Caregiver Talk Shapes Toddler Vision: A Computational Study of Dyadic
Play
- URL: http://arxiv.org/abs/2312.04118v2
- Date: Wed, 17 Jan 2024 09:43:14 GMT
- Title: Caregiver Talk Shapes Toddler Vision: A Computational Study of Dyadic
Play
- Authors: Timothy Schauml\"offel, Arthur Aubret, Gemma Roig, Jochen Triesch
- Abstract summary: We propose a computational model of visual representation learning during dyadic play.
We show that utterances with statistics matching those of real caregivers give rise to representations supporting improved category recognition.
- Score: 8.164232628099619
- License: http://creativecommons.org/licenses/by/4.0/
- Abstract: Infants' ability to recognize and categorize objects develops gradually. The
second year of life is marked by both the emergence of more semantic visual
representations and a better understanding of word meaning. This suggests that
language input may play an important role in shaping visual representations.
However, even in suitable contexts for word learning like dyadic play sessions,
caregivers utterances are sparse and ambiguous, often referring to objects that
are different from the one to which the child attends. Here, we systematically
investigate to what extent caregivers' utterances can nevertheless enhance
visual representations. For this we propose a computational model of visual
representation learning during dyadic play. We introduce a synthetic dataset of
ego-centric images perceived by a toddler-agent that moves and rotates toy
objects in different parts of its home environment while hearing caregivers'
utterances, modeled as captions. We propose to model toddlers' learning as
simultaneously aligning representations for 1) close-in-time images and 2)

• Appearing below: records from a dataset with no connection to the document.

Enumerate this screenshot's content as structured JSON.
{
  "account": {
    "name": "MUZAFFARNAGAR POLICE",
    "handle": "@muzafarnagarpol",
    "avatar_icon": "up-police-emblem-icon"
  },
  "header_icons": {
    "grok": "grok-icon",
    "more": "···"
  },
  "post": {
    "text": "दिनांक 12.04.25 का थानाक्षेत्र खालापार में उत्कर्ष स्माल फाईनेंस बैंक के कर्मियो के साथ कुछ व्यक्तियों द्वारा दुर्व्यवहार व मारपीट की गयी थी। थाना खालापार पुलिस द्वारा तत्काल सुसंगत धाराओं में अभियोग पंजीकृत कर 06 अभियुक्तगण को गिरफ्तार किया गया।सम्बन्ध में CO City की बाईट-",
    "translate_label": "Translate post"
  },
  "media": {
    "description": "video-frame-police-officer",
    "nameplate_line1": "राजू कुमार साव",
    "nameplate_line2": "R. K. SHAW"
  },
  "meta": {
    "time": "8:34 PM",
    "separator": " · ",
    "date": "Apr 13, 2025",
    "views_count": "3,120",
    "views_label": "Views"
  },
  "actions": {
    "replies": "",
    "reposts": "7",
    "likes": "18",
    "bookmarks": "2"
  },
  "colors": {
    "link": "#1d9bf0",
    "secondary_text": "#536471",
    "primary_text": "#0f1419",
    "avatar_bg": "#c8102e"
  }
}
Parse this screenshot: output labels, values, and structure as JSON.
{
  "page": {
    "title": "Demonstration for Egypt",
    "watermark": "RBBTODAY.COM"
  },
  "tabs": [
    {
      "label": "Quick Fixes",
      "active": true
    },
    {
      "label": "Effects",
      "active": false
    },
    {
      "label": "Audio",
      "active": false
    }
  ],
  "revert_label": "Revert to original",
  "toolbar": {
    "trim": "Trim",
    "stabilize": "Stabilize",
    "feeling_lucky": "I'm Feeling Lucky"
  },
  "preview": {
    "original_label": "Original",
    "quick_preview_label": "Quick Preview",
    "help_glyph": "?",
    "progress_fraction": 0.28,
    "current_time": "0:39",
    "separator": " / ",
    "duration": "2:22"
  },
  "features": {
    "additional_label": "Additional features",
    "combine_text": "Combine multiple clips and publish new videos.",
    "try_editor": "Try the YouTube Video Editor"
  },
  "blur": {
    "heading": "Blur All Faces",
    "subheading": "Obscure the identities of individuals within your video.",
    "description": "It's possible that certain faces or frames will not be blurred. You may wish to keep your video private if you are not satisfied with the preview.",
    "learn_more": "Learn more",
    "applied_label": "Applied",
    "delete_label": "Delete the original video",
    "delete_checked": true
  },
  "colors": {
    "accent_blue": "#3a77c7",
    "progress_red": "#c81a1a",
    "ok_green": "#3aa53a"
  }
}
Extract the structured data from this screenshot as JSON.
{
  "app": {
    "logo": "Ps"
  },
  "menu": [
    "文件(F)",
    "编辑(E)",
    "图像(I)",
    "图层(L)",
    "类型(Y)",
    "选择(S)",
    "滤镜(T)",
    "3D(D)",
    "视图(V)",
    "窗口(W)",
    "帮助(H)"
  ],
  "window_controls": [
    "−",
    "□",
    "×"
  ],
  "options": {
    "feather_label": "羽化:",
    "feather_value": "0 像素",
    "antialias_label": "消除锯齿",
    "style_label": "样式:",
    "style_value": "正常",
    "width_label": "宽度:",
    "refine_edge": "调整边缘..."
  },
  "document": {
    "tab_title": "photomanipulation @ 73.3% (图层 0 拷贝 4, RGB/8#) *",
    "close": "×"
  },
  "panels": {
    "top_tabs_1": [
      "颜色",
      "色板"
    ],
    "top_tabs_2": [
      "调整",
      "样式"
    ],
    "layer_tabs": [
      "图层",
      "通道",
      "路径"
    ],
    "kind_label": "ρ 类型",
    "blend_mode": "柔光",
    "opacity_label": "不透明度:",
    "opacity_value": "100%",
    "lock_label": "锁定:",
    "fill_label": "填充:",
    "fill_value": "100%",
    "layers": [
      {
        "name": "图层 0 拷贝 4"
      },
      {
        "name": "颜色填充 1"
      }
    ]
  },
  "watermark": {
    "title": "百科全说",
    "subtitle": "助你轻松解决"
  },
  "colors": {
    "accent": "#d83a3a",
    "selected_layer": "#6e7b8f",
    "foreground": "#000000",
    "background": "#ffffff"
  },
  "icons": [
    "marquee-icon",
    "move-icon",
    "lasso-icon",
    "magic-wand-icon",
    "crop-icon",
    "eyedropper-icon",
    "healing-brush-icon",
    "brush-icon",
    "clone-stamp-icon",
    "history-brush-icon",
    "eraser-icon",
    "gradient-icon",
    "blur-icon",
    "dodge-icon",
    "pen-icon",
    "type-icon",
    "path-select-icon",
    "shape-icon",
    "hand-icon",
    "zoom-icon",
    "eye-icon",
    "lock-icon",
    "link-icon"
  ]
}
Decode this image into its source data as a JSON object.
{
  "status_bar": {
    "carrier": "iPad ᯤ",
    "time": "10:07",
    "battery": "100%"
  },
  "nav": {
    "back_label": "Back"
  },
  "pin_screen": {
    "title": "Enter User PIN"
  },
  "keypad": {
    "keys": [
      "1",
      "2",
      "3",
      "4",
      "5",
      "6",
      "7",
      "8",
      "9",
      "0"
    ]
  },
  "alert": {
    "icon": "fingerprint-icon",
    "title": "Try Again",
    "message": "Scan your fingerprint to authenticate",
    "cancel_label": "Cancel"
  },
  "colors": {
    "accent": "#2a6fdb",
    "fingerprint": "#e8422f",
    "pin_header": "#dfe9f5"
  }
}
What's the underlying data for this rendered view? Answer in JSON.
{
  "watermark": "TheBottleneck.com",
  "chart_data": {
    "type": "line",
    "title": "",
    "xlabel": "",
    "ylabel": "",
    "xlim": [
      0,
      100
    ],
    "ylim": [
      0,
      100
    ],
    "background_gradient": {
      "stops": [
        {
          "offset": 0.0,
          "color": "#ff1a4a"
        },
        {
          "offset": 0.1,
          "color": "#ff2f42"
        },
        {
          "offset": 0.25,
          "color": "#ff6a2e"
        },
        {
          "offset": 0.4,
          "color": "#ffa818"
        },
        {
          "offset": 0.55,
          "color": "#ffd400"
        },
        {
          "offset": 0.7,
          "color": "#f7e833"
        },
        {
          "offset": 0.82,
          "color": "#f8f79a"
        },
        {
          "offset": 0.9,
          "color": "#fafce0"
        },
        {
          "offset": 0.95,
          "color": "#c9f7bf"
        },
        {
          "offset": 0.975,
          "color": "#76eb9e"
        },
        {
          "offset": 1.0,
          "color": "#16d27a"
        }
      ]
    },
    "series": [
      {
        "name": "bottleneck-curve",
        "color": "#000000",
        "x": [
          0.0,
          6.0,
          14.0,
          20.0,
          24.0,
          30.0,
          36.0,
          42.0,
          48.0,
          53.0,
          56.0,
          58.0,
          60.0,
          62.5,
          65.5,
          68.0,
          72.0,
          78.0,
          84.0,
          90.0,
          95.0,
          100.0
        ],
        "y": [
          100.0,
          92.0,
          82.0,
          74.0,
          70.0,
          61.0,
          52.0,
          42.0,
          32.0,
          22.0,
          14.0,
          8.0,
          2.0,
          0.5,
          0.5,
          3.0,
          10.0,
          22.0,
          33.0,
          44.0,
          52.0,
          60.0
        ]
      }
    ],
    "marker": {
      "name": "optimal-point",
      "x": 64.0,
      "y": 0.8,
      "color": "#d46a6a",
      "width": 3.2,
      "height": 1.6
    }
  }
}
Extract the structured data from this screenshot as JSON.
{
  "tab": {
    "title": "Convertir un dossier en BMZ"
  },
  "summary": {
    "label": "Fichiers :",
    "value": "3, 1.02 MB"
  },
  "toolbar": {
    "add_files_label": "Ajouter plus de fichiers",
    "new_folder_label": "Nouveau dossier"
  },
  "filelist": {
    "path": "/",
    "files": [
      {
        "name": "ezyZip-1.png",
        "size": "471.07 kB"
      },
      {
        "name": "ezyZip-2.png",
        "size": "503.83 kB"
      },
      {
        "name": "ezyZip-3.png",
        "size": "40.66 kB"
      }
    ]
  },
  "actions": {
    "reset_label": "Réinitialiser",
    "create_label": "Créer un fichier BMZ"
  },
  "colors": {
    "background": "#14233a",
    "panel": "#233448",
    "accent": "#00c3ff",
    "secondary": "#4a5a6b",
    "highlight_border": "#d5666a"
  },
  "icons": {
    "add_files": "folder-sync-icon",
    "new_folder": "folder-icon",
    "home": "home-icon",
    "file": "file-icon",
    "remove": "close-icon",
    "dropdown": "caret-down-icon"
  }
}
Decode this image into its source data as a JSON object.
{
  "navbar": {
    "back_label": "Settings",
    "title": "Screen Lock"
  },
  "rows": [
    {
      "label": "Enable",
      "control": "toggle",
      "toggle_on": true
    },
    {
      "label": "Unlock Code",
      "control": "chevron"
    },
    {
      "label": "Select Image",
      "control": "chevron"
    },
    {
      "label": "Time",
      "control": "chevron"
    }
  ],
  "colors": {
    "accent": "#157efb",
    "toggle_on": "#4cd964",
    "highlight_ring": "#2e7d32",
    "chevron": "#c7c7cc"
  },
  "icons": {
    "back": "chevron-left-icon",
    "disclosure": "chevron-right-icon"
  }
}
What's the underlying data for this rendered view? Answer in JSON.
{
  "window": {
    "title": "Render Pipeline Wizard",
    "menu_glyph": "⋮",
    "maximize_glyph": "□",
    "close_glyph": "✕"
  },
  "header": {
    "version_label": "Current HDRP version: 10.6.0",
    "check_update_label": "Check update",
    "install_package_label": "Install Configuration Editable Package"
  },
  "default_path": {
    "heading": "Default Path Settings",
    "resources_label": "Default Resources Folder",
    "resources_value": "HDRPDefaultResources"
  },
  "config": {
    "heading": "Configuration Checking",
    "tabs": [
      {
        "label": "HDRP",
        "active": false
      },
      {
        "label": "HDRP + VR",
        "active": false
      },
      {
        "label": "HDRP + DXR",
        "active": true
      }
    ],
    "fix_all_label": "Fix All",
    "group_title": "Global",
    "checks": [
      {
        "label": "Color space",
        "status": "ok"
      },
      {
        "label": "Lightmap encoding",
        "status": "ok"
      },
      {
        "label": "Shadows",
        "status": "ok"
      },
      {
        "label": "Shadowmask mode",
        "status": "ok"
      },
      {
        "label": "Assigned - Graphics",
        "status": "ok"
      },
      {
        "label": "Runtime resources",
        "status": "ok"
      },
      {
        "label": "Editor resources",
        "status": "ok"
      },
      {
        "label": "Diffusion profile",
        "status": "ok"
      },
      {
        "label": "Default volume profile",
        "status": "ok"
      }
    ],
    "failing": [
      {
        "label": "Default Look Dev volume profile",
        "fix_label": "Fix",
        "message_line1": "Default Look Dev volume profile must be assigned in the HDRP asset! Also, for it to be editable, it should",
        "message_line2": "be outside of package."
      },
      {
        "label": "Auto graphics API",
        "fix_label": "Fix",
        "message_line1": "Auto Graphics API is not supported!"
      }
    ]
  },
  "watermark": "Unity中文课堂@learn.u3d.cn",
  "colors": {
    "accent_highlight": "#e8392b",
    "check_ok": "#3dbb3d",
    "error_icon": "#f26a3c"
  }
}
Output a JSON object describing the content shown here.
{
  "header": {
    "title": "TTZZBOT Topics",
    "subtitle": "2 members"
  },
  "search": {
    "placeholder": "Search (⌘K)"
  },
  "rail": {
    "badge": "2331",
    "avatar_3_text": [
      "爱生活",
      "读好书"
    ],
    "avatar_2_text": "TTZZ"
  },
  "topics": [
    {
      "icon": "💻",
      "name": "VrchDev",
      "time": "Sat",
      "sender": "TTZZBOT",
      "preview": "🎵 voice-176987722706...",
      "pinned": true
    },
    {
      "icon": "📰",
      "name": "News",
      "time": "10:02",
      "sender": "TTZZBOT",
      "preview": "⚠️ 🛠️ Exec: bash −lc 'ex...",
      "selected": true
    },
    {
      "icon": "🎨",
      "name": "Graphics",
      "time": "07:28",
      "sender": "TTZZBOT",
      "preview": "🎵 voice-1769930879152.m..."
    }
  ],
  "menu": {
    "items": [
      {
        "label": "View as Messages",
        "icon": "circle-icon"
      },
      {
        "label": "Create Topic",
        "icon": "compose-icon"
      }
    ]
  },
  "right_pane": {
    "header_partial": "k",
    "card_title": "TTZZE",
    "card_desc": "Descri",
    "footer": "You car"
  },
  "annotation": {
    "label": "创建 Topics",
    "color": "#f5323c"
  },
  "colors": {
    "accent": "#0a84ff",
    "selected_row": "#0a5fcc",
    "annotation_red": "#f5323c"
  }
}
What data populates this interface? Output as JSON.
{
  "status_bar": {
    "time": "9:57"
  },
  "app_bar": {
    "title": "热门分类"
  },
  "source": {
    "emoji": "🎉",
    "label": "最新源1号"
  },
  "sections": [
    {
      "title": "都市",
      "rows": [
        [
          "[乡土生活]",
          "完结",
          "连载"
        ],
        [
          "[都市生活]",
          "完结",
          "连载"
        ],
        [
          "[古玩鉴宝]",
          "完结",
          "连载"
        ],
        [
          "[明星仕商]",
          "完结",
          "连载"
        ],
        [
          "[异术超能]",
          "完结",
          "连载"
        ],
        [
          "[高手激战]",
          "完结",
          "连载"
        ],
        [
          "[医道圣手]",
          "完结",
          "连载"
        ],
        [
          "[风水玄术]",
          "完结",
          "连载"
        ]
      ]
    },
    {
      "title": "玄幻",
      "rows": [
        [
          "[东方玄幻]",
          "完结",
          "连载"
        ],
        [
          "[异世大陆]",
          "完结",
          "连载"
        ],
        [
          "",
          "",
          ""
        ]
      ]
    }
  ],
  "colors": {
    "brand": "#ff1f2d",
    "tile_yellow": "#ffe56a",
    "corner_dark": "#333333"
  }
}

co-occurring images and utterances. We show that utterances with statistics
matching those of real caregivers give rise to representations supporting
improved category recognition. Our analysis reveals that a small
decrease/increase in object-relevant naming frequencies can drastically impact
the learned representations. This affects the attention on object names within
an utterance, which is required for efficient visuo-linguistic alignment.
Overall, our results support the hypothesis that caregivers' naming utterances
can improve toddlers' visual representations.